Of the 9,600 screens in India, 70 per cent are single screens and 30 per cent are multiplex screens. But multiplexes earn more than half of India’s theatrical revenues, experts tracking the market said, putting pressure on them to ensure fresh content keeps coming in for footfalls to grow.
Multiplex operators argue that the 50 per cent seating cap is a challenge and should be lifted for the exhibition business to bounce back to normalcy. Though Tamil Nadu (TN) had announced on Monday that it would permit 100 per cent occupancy in theatres, concern over an increase in Covid-19 cases prompted the Ministry of Home Affairs (MHA) to write to the state government to revoke its order. On Friday, the TN government withdrew its permission for the same, though additional shows have been allowed.
"Fifty per cent capacity is difficult to sustain," explains Devang Sampat, chief executive officer, Cinepolis India, a multiplex operator. "Especially when you are talking to producers for release of big movies," he says.

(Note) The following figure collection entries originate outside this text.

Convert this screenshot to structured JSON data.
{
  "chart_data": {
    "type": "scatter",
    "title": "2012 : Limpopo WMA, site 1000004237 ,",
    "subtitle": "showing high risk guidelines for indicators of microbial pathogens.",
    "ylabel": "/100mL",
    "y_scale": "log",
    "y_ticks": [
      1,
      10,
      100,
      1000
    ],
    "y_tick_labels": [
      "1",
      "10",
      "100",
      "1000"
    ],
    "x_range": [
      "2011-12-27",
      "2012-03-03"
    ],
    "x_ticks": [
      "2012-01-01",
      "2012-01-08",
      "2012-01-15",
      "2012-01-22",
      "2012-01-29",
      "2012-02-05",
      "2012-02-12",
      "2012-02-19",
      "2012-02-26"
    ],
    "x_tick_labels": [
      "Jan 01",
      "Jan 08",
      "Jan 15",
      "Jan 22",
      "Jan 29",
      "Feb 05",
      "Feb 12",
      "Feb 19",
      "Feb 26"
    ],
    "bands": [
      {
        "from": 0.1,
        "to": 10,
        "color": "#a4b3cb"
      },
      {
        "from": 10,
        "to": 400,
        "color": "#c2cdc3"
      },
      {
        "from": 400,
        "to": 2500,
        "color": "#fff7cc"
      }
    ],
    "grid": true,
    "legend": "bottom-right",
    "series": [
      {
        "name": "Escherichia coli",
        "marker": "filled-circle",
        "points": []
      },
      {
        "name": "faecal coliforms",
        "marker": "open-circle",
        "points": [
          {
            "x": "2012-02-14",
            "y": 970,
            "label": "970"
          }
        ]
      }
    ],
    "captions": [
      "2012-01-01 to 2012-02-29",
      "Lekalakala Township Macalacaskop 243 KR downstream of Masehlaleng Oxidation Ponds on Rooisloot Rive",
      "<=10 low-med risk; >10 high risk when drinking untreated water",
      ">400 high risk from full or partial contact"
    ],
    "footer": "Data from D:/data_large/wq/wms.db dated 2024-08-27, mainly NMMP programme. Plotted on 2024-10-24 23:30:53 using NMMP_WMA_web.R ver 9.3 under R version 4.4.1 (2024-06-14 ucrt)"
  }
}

Audience turnout is crucial to most exhibitors, since their discussions with film producers hinge on how many people will make their way to cinemas to watch their movies. This is because around 40 per cent of a film’s revenue comes from the box office, which is, in turn, dependent on footfalls and ticket price.
While the regional movie markets including Bengali and southern are seeing the release of blockbusters as movie-goers slowly make their way back to theatres, it is Bollywood that is yet to come out with its slate of big films for the year.
Kunal Sawhney, senior vice-president, operations, Carnival Cinemas, says that Akshay-Kumar-starrer Sooryavanshi may be released in March increasing the prospect of other Hindi blockbusters to follow suit.
“Hindi film producers are watching the turnout for regional blockbusters and even Hollywood releases,” says Sawhney. Among big regional releases this month is Vijay-starrer Master in Tamil on January 14, which coincides with Pongal.
Last month, box-office collections of Tenet, starring Dimple Kapadia and John David Washington, were high, prompting multiplex operators to anticipate a quick recovery for the sector.
Given the 50 per cent seating cap, big-ticket movies will have to be shown in double the number of theaters or the number of shows will have to be doubled, sector experts say. This will make it difficult for distributors to keep a tab on their budgets, which explains the reluctance of Hindi producers to release their blockbusters yet.
Among the big Hindi releases expected this year are 83, starring Ranveer Singh and Deepika Padukone, Radhe, featuring Salman Khan. And Laal Singh Chaddha featuring Aamir Khan and Kareena Kapoor Khan.
Apart from this, there is Thalaivi, starring Kangana Ranaut, Bunty Aur Babli 2, featuring Saif Ali Khan and Rani Mukerji and Jayeshbhai Jordaar, starring Ranveer Singh and Boman Irani.